As I said, there's still room for improvement. We could make use of the source services here. We could also provide a YAML file to cooperate with a database, because with Docker, normally, you only put one application into one container.
So maybe you have your web application and maybe the web server in one container, but you won't put the database inside there. Or if you're running an email scenario, you won't put the mail server inside there. Instead, you would have a container for the IMAP server, a container for the database,
and a container for the actual software to run, and those would interact in a defined way. This is a little beyond the scope of this talk. We already have some scenarios in place, but they are not ready for publishing yet. They are still a little bit round, rough around the edges.
So, how to use that? I promised it would be easy. Just pull the container from the registry. It's a one-line command. This downloads the image to your local repository on your laptop, and the default name provided
by the build service has quite a long repository part. This is due to some design limitations. I suggest to just shorten that to something you would like to type more, because it's
shorter. This is what the second step does. It's not technically needed. It's just for convenience. And then you're ready to run your container. Just run the container exports to port 80 or whatever port you would like your application
to run on, and you can just open it in your local browser, and that's it.

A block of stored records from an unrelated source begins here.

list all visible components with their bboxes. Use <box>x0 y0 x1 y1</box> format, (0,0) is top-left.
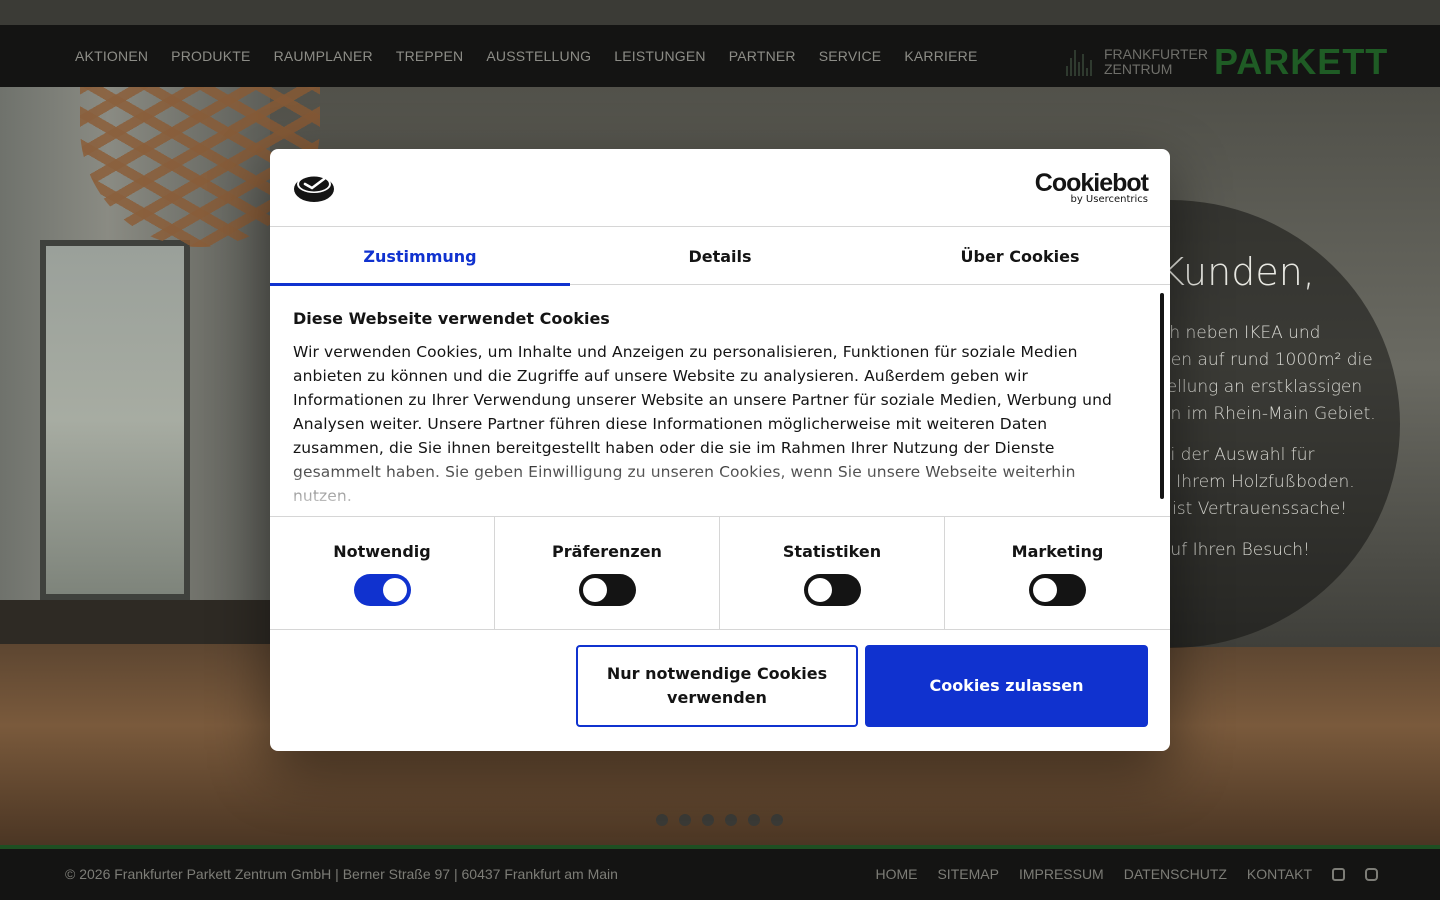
allow-cookies-button[interactable]: Cookies zulassen <box>865 645 1148 727</box>
toggle-group-praeferenzen: Präferenzen <box>495 517 720 630</box>
dialog-scrollbar[interactable] <box>1160 293 1164 499</box>
toggle-knob <box>807 578 832 602</box>
toggle-label: Statistiken <box>782 542 882 561</box>
cookiebot-wordmark: Cookiebot <box>1034 169 1149 197</box>
toggle-statistiken[interactable] <box>803 574 861 606</box>
cookie-consent-dialog: Cookiebot by Usercentrics Zustimmung Det… <box>270 149 1170 751</box>
toggle-label: Präferenzen <box>552 542 662 561</box>
necessary-cookies-button[interactable]: Nur notwendige Cookies verwenden <box>576 645 858 727</box>
dialog-actions: Nur notwendige Cookies verwenden Cookies… <box>270 630 1170 750</box>
toggle-label: Marketing <box>1011 542 1104 561</box>
dialog-tabs: Zustimmung Details Über Cookies <box>270 227 1170 286</box>
cookiebot-mark-icon <box>294 175 334 202</box>
dialog-body: Diese Webseite verwendet Cookies Wir ver… <box>270 285 1170 516</box>
tab-details[interactable]: Details <box>570 227 870 285</box>
toggle-praeferenzen[interactable] <box>578 574 636 606</box>
cookiebot-logo[interactable]: Cookiebot by Usercentrics <box>1034 169 1149 206</box>
toggle-marketing[interactable] <box>1029 574 1086 606</box>
toggle-knob <box>582 578 607 602</box>
dialog-header: Cookiebot by Usercentrics <box>270 149 1170 227</box>
dialog-heading: Diese Webseite verwendet Cookies <box>293 309 610 328</box>
toggle-knob <box>1033 578 1057 602</box>
toggle-group-notwendig: Notwendig <box>270 517 495 630</box>
toggle-notwendig[interactable] <box>353 574 411 606</box>
consent-toggles: Notwendig Präferenzen Statistiken Market… <box>270 516 1170 630</box>
tab-zustimmung[interactable]: Zustimmung <box>270 227 570 286</box>
toggle-label: Notwendig <box>333 542 431 561</box>
text-fade <box>270 456 1170 516</box>
tab-ueber-cookies[interactable]: Über Cookies <box>870 227 1170 285</box>
toggle-knob <box>382 578 407 602</box>
toggle-group-statistiken: Statistiken <box>720 517 945 630</box>
toggle-group-marketing: Marketing <box>945 517 1170 630</box>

You can also interact with the container. For example, run some quality checks or any other command line program inside the container, and what about this IDE integration?
What we basically do is we want to eliminate a step where you just download the software and then link it into your container. Instead, we go the other way. We already deliver a snapshot of the GIP repository with our container image, and
then basically you run it for the first time. You copy the data into your home repository once. You kill the original container, and you start it again with your home directory content
mapping into the container, and from this part on, whatever you have in your home directory, whatever changes, are live inside the container and can be tested without any further steps apart from saving the files. Well, there's some other examples how to interact with the example container which
we put online, and it works amazingly well. We didn't have to change the container definition in two months for upgrading the container
or doing anything. Open Build Service just kept updating the base image as we needed it whenever there was a change, and this allows us to go back to the image and do improvements when we
want to, and when we want to change something in how it works, and not for manual tasks. Spend less time on setup. Spend more time on writing code, and if you somehow did something wrong, just kill
your container, reload it, and if you did something wrong in your custom code, just rewind your GIT repository, and you're done. Thank you very much. I think we still have two or three minutes for our questions. Five even. Great.
Do we want to ask any questions while it's early in the morning? Thank you very much. Goodbye.